Thursday, November 19, 2015

Half a Moon

This afternoon late I walked to the other side of the creek in preparation for our walk down the road. The three dogs as usual were there with me chasing each other and frolicking together through the small pasture. It is rare that they do not accompany us on our afternoon walk. It is, in fact the high point of their day and perhaps mine as well. I got to the other side of the creek waiting for Linda and stopped there in the tall drying grass waiting on her to come walking across the bridge. There by the old wooden barn with the rusting orange tin roof I looked up into the sky to see a perfect opalescent pearl half moon suspended high in the late afternoon sky. It had been a beautiful cobalt blue all day and now with the light slowly diminishing and night growing closer the color deepened and everything took on an attenuation that made me wonder if we actually had time to walk down the road and get back before night fall. The trees abutting the road are now well into the late fall stages of dormancy with their dry colorless leaves mostly covering the ground mounded around the base of their trunks like piles of brown confetti.

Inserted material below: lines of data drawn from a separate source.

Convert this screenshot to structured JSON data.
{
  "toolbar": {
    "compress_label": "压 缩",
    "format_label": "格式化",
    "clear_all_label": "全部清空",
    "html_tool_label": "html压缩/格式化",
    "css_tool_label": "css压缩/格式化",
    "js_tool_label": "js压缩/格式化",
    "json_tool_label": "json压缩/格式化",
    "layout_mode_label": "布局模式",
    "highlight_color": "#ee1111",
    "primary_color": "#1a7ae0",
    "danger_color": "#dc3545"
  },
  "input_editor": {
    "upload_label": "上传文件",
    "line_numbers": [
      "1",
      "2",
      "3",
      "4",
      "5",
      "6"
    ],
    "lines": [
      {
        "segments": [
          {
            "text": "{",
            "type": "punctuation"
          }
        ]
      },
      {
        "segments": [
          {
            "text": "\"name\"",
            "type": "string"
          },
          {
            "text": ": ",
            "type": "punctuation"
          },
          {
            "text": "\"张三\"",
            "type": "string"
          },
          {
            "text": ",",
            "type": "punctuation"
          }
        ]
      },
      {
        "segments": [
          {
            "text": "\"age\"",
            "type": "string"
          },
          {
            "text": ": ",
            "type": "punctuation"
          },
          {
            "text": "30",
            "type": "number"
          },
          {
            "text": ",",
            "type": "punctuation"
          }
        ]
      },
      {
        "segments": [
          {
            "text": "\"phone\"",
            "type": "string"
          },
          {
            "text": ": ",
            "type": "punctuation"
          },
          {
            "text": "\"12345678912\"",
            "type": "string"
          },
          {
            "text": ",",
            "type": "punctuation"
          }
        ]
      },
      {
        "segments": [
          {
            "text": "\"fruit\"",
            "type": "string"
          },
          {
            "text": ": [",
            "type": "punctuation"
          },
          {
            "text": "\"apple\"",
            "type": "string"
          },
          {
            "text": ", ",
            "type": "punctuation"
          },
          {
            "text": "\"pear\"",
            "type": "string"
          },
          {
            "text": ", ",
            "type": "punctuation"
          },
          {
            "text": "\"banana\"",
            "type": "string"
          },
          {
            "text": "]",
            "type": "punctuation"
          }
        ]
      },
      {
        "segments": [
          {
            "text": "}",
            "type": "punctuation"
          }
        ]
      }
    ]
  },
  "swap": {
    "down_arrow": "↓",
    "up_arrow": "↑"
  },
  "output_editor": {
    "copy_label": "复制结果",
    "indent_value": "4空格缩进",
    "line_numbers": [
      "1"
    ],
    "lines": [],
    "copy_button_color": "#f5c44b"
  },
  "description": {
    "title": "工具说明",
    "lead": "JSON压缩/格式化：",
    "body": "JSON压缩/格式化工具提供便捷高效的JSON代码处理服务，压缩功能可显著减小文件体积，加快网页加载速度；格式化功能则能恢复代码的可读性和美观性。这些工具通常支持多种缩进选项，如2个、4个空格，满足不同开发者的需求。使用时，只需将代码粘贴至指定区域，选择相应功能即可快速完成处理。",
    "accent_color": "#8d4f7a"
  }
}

Linda finally came walking across the small bridge beneath the now naked branches of the bald cypress trees. As we walked down the road the moon was at our backs but after walking for a half a mile we rounded one of the many hair pin curves and lo and behold there was the moon high in the sky in front of us. We had come full circle and the moon instead of watching our departure was now watching us approach. The sun was long down and the temperature was dropping like a stone as it does in late November here at Big Creek and the rest of North Georgia especially in the higher elevations of the mountains. We ambled down the road together, the dogs running and playing along the edges and in the borders of the creek Moose banging into JD turning her end over end in somersaults and making her yelp. We walked to where the culvert runs beneath the road taking the creek with it and paused. There after a short discussion we turned around and started back towards the house. Usually we walk half a mile further but today we decided to start back because of the lateness and the chill in the air. Moose snorted as if to ask if we had made some mistake turning back before our walk was finished. He feels cheated, I am sure when our walks are reduced and he doesn't get to run and play for the usual amount of time. But start back we did anyway even with his disapproving looks and snorts. The moon did not seem to care one way or the other and impassively observed our coming and going.